Thursday, January 10, 2008

An open letter to the vermin in my garage

Dear rats and mice living in my garage,

Hey! How are you all doing? I feel like we don't get to talk much anymore, partly because you are always scurrying around behind shelves and boxes and partly because my wife doesn't really like you that much, but I just wanted to drop you a line and say hello and give you the heads up about the poison and traps I am going to be putting out today. I really like you guys and I want you to know that it's not you, it's my wife, she just thinks that you are dirty and disease ridden and wants you out and I have to comply so I hope you all leave on your own so you don't end up like your friend. I'm really sorry that he had to go like that

he seemed like a really nice guy and was probably pretty old, seeing how he was sixteen inches long and pretty heavy too but I guess thats what eating an entire box of poison will do to you. I picked him up by the tail to put him in a plastic bag and then in the garbage, and I couldn't help but notice the soft, furry, worm-like texture (I actually got a little gaggy just typing that). I promise I'll call, or at least send you our Christmas card. Take care!

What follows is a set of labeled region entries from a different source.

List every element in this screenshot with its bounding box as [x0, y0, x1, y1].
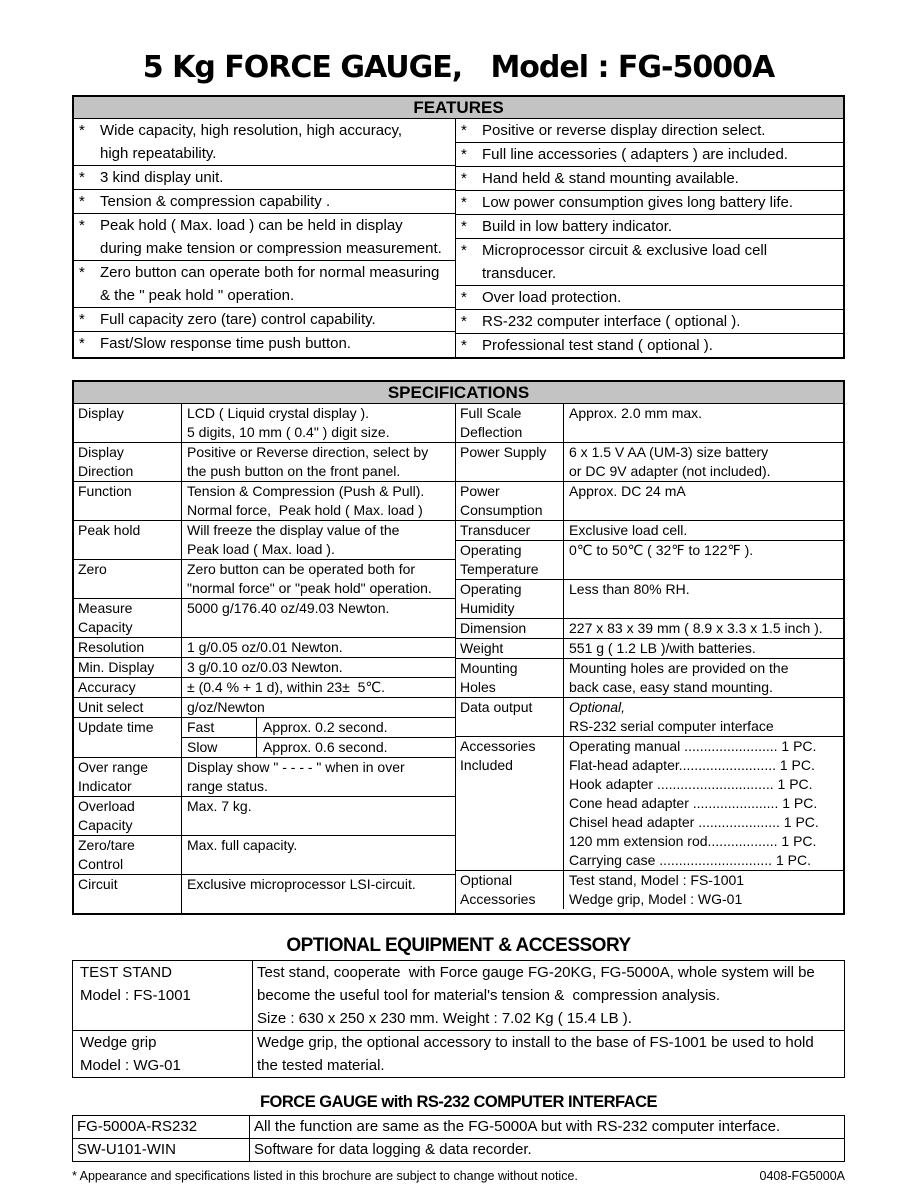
feature-text: 3 kind display unit. [100, 169, 224, 186]
feature-item [456, 334, 843, 357]
spec-label-line: Data output [460, 699, 533, 715]
spec-label [74, 698, 182, 717]
spec-value [564, 541, 843, 579]
spec-value [564, 871, 843, 909]
spec-value [564, 482, 843, 520]
spec-label [74, 758, 182, 796]
spec-label [456, 580, 564, 618]
spec-value-line: Operating manual ........................ 1 PC. [569, 738, 817, 754]
asterisk-bullet: * [461, 313, 467, 330]
spec-value-line: Mounting holes are provided on the [569, 660, 789, 676]
label-line: Model : FS-1001 [80, 987, 191, 1004]
feature-line [74, 237, 455, 260]
spec-value [182, 698, 455, 717]
rs232-row [73, 1139, 844, 1161]
feature-text: & the " peak hold " operation. [100, 287, 295, 304]
spec-label [74, 443, 182, 481]
spec-subrow-value: Approx. 0.2 second. [263, 719, 388, 735]
feature-item [74, 261, 455, 308]
spec-label-line: Deflection [460, 424, 523, 440]
asterisk-bullet [456, 262, 482, 285]
spec-row [456, 443, 843, 482]
spec-label [456, 871, 564, 909]
spec-value-line: 3 g/0.10 oz/0.03 Newton. [187, 659, 343, 675]
spec-label [74, 482, 182, 520]
feature-line [456, 119, 843, 142]
spec-label-line: Operating [460, 542, 522, 558]
asterisk-bullet: * [79, 193, 85, 210]
spec-label-line: Direction [78, 463, 134, 479]
spec-value-line: Wedge grip, Model : WG-01 [569, 891, 743, 907]
spec-row [74, 658, 455, 678]
spec-value-line: the push button on the front panel. [187, 463, 401, 479]
feature-line [456, 334, 843, 357]
spec-value-line: Approx. DC 24 mA [569, 483, 686, 499]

A postscript for the reader:
Currently Lauren and I are living in the house of Mr. and Mrs. Claude Snow, who are serving a one year mission for the Church of Jesus Christ of Latter-day Saints in Washington State. Their garage is bursting with boxes, old TVs, food storage and obviously, rats. The state of uncleanliness and disarray in the garage does not represent the views of the author or his wife.


Paco Belle said...

What about the R.O.U.S.'s? Rodents of Unusual Size? I don't believe they exist...holy crap! You gotta be kidding me with that spawn of Satan! Yikes...Imagine running across that in the middle of the night.

The Heriford's said...

Guys--- that is freaking gross!!! Way to capture the moment though. PS we also have a blog!!!!


Okay so literally, I could have gone the rest of my life without seeing that picture and been okay with it. Maybe you don't know what my #1 fear in life is... Ask Jenner it starts with an M and ends I hate them good job Laur on making him get rid of those creepy crawly disease infested creatures.

Jami said...

I actually got a little gaggy just reading about that! Yucky! I can't beleive how huge that rat is - I hope he was the 'leader' and all of the others (because now you know there are others - so & so's laws of the universe - "you see one it has 5 frineds")are much smaller. Good luck! Maybe you can open a Bountiful Disneyland - you seem to have the mouse(rat) criteria taken care of. ..

Ash said...

Oh Lauren, quit being such a priss. Now the rats are going to go drain our welfare system further and make it more expensive for ALL of us. Why couldn't you just be a good sport and let them shack up in your garage? Gosh.

kelly said...

Anyone can capture the pleasantries of life through film, But pleasantries fade and run together into a boring four hour tour involving one heavy set fellow taking snap shots of the same "blue skies" and "purple mountains". Genius can always be found in the repulsive. Cheers to you scum of the earth!